The chemical structures of sclareol (1), manool (2), 4-phenoxyphenol [74] and 9H-xanthene-9-carboxylic acid [74] were built with Maestro Build Panel [75] and energetically minimized with LigPrep module [110] using OPLS3e force field [111]. For each ligand, a conformational search was performed considering all possible tautomers and protonation states at a pH of 6.0 ± 1.0. The generated conformers were then clustered by means of the Clustering of conformer tool, and the lowest energy conformer from each cluster for each ligand was considered for docking studies.

4.6.3. Docking Studies

A 20 × 20 × 20 Å3 grid box was centered at the active site defined by Leonard et al. [74], from residue Ser231 to Ile238 and by using a search box large enough to include also His200, Arg218, and Tyr229. The Glide-SP and the Glide-XP flexible docking approaches were consecutively applied [109] using the Schrödinger Suite 2020–4 [75]. For each ligand the two approaches resulted in agreement, proposing similar binding modes.

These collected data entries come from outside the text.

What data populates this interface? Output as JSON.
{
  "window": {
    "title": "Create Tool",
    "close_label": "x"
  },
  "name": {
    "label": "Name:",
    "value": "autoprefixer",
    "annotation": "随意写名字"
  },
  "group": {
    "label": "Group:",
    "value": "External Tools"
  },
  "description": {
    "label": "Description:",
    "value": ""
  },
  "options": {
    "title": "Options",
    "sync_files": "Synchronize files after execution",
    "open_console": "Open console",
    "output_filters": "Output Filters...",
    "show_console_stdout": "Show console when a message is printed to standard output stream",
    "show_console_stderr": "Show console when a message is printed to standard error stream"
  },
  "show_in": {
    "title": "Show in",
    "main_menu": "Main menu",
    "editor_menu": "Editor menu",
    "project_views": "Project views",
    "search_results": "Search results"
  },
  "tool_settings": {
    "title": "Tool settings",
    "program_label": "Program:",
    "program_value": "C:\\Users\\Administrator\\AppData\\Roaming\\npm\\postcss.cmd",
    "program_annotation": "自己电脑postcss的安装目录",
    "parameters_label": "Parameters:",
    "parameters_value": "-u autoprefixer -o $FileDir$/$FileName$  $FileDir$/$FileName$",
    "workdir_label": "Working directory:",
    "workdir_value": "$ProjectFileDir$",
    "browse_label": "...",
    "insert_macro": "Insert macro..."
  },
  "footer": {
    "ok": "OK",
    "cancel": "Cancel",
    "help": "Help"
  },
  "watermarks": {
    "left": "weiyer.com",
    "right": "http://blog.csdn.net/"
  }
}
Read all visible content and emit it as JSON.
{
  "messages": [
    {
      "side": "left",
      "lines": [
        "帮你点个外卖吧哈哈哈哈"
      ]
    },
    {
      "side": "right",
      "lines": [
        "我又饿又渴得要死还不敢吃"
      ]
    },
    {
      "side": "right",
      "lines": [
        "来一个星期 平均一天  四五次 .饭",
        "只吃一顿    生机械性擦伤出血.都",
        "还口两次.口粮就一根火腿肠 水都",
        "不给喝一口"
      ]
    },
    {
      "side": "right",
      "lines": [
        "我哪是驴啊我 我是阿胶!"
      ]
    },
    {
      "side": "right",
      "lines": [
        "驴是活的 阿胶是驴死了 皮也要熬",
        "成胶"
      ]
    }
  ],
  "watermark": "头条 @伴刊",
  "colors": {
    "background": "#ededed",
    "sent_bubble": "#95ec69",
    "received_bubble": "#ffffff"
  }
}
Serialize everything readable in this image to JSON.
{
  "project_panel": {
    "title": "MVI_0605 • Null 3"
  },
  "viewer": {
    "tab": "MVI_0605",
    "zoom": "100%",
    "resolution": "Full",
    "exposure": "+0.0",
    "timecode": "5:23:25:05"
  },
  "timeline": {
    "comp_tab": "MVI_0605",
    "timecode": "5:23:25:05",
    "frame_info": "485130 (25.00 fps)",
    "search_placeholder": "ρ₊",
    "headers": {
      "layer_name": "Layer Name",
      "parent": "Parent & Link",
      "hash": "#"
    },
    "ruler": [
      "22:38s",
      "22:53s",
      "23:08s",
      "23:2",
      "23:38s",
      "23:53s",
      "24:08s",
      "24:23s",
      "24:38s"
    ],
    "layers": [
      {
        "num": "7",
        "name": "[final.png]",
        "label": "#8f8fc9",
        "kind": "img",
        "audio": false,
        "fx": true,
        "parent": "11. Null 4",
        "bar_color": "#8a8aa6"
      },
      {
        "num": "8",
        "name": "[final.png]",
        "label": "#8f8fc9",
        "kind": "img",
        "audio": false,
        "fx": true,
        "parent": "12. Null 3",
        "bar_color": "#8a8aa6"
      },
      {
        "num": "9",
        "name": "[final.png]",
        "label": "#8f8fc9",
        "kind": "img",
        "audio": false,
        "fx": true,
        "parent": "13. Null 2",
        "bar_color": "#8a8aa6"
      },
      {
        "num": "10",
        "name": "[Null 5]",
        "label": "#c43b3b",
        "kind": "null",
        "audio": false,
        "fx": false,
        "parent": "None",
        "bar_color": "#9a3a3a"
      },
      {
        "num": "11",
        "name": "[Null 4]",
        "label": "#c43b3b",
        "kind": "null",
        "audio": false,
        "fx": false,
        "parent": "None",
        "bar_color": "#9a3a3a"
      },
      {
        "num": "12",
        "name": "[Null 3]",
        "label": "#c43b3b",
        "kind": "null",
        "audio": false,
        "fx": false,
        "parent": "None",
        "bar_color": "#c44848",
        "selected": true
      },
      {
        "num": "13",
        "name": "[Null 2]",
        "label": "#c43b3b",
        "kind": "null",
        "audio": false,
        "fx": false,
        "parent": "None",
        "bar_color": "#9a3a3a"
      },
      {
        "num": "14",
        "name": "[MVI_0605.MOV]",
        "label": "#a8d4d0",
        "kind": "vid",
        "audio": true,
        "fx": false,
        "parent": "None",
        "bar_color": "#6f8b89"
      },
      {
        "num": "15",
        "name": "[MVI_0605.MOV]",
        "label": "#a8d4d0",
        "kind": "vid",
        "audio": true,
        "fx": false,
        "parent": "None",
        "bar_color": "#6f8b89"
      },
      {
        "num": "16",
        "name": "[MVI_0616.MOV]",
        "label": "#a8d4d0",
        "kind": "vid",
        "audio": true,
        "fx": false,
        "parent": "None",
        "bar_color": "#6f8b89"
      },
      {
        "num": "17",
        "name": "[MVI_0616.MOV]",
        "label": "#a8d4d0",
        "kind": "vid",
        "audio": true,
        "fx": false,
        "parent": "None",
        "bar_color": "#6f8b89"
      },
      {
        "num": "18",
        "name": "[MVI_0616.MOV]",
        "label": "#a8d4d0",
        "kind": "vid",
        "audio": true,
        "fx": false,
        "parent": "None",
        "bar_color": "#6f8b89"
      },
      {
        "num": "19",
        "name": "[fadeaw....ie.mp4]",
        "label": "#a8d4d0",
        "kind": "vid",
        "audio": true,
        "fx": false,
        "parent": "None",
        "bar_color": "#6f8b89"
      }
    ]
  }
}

The interaction pattern of the selected ligand molecules was analyzed by the Ligand interaction diagram Maestro’s tool [75] and detected with the Protein–Ligand Interaction Profiler (PLIP) tool [112].

4.7. Statistical Analysis

Data were analyzed using the R environment [113]. All experiments were conducted using a completely randomized design. The analysis of variance was conducted using the aov function (from the statistical package). The treatment levels were compared for significant differences using Tukey’s test (p < 0.05) with the function Tukey HSD. The data are presented as means ± standard error.

5. Conclusions

Many of the virulence factors produced by pathogenic bacteria depend on quorum sensing, a microbial communication system. By interfering with quorum sensing, small molecules can disarm the virulence of bacteria, alone or in combination with traditional antibiotics. The final aim is to reduce antibiotic concentration and avoid the occurrence of antibiotic resistance. In this study, we reported that the therapeutic combination of an antimicrobial agent with a low molecular weight plant product, such as labdane derivatives, can display promising effects [80] and that diterpenoids can act as adjuvants for antimicrobials exhibiting synergy effects. The computational finding agreed with the experimental data, since only sclareol showed synergistic activity with clindamycin and higher energy value in binding to the receptor pocket, in comparison with manool. To our knowledge, this is the first study of the establishment of callus cultures of S. tingitana involving chemical analysis of the roots of this species; moreover, one of the lactonized pentacyclic triterpenoids isolated from the roots is reported here for the first time.